The objective of the study was to detect possible effects of the test substance on the integrity and performance of male and female reproductive systems including gonadal function, mating behaviour, conception, gestation and parturition. Furthermore, it was intended to obtain information about the general toxicological profile including target organs and the no observed adverse effect level (NOAEL) after repeated oral administration. The duration of treatment covered a 2-week pre-mating and mating period in both sexes, approximately 1 week post-mating in males, and the entire gestation period as well as 4 days of lactation and two weeks thereafter in females.

After 2 weeks of premating treatment the F0 animals were mated to produce F1 generation pups. Mating pairs were from the same test group. Mating was discontinued as soon as sperm was detected in the vaginal smear.

A detailed clinical observation (DCO) was performed in all animals before initial test substance administration and, as a rule, thereafter at weekly intervals.

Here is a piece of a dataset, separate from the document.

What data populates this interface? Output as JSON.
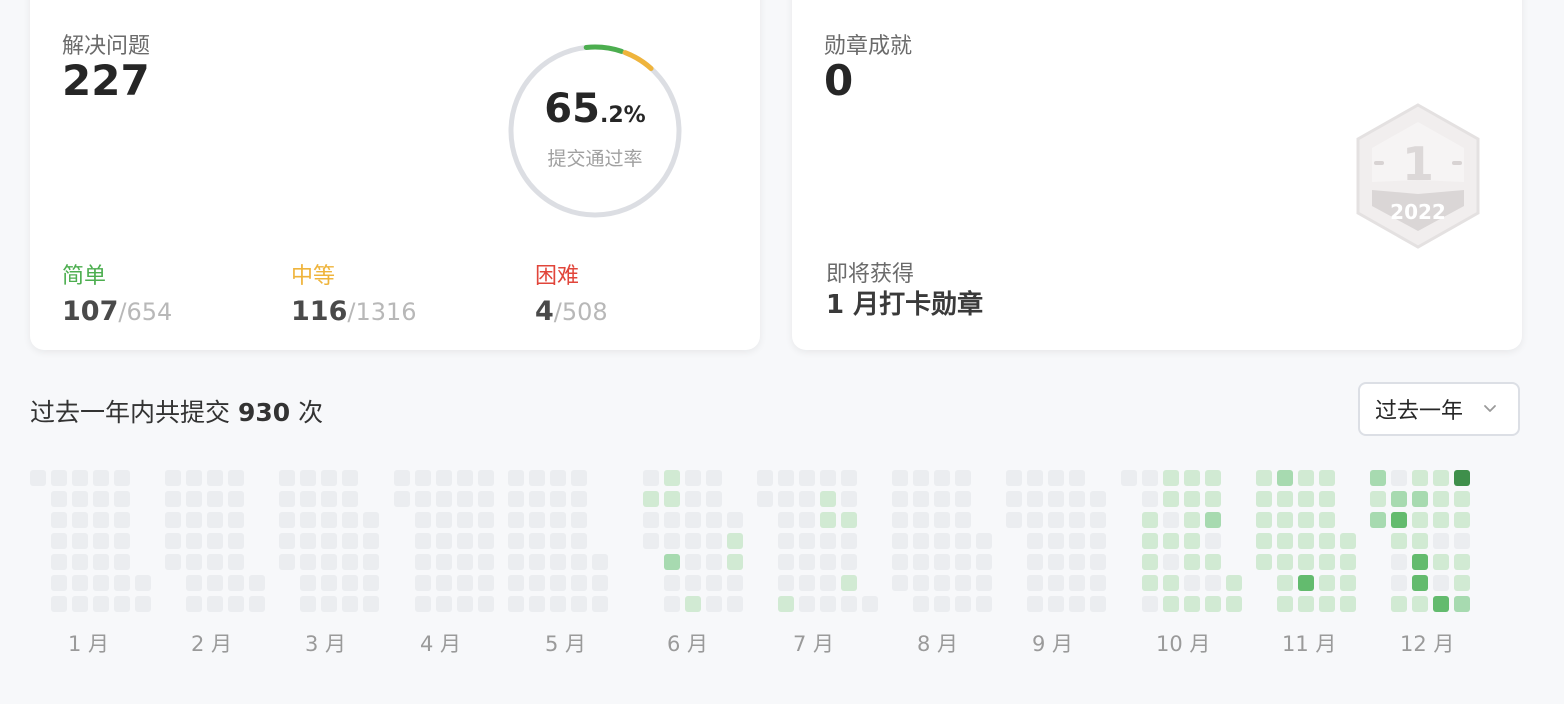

Food consumption of the F0 parents was determined once weekly during premating. In dams food consumption was determined for gestation days 0 - 7, 7 - 14, 14 - 20 and lactation days 1 - 4.

Body weights of F0 parents were determined once a week, in males throughout the study and in females during premating and mating. During gestation and lactation period, F0 females were weighed on gestation days (GD) 0, 7, 14 and 20, after the day of parturition (postnatal day [PND] 0) and on PND 4.

Clinico-chemical and haematological examinations as well as urinalyses were performed in 5 animals per sex and group towards the end of the administration period.

Towards the end of the administration period a functional observational battery was performed and motor activity was measured in 5 animals per sex and test group.

All F0 parental animals were sacrificed by decapitation, under isoflurane anaesthesia, and were assessed by gross pathology. Weights of selected organs were recorded and a histopathological examination was performed.

RESULTS

Formulation analytics confirmed the stability of the test substance in drinking water at room temperature over a period of 7 days, the homogeneous distribution of the test substance in drinking water, and the correctness of the prepared concentrations of the test substance preparations in drinking water.

In females dosed 1000 mg/kg bw/day, a slight but statistically significant lower (max. ‑13%) food consumption during the entire gestation period accompanied by slightly lower body weight gains (‑20%) during gestation days 0 to 7 resulting in slightly lower body weights compared to control females during the entire gestation period were seen. This effect is due to one female of the high-dose group (No. 138). This female started with the same body weight as all other animals and during the first week of treatment, food consumption was comparable. But during the second week of treatment, food consumption was strongly reduced (11.1 g versus 13.9 g of the group average and 14.9 of control mean; 25% less than control animals). Accordingly, animal no. 138 was the only animal that lost body weight during the second week of treatment whereas all other animals gained weight. Food consumption was even more strongly reduced during the first week of gestation (38% compared to control animals; 30% compared to animals of the same group). No adverse effects were observed in any other animals or dose groups.

No adverse effects were seen in clinical or anatomical pathology in paternal animals of all treated groups.

CONCLUSION

Thus, under the conditions of this study, the NOAEL (no observed adverse effect level) for general, systemic toxicity was found to be 1000 mg/kg bw/day.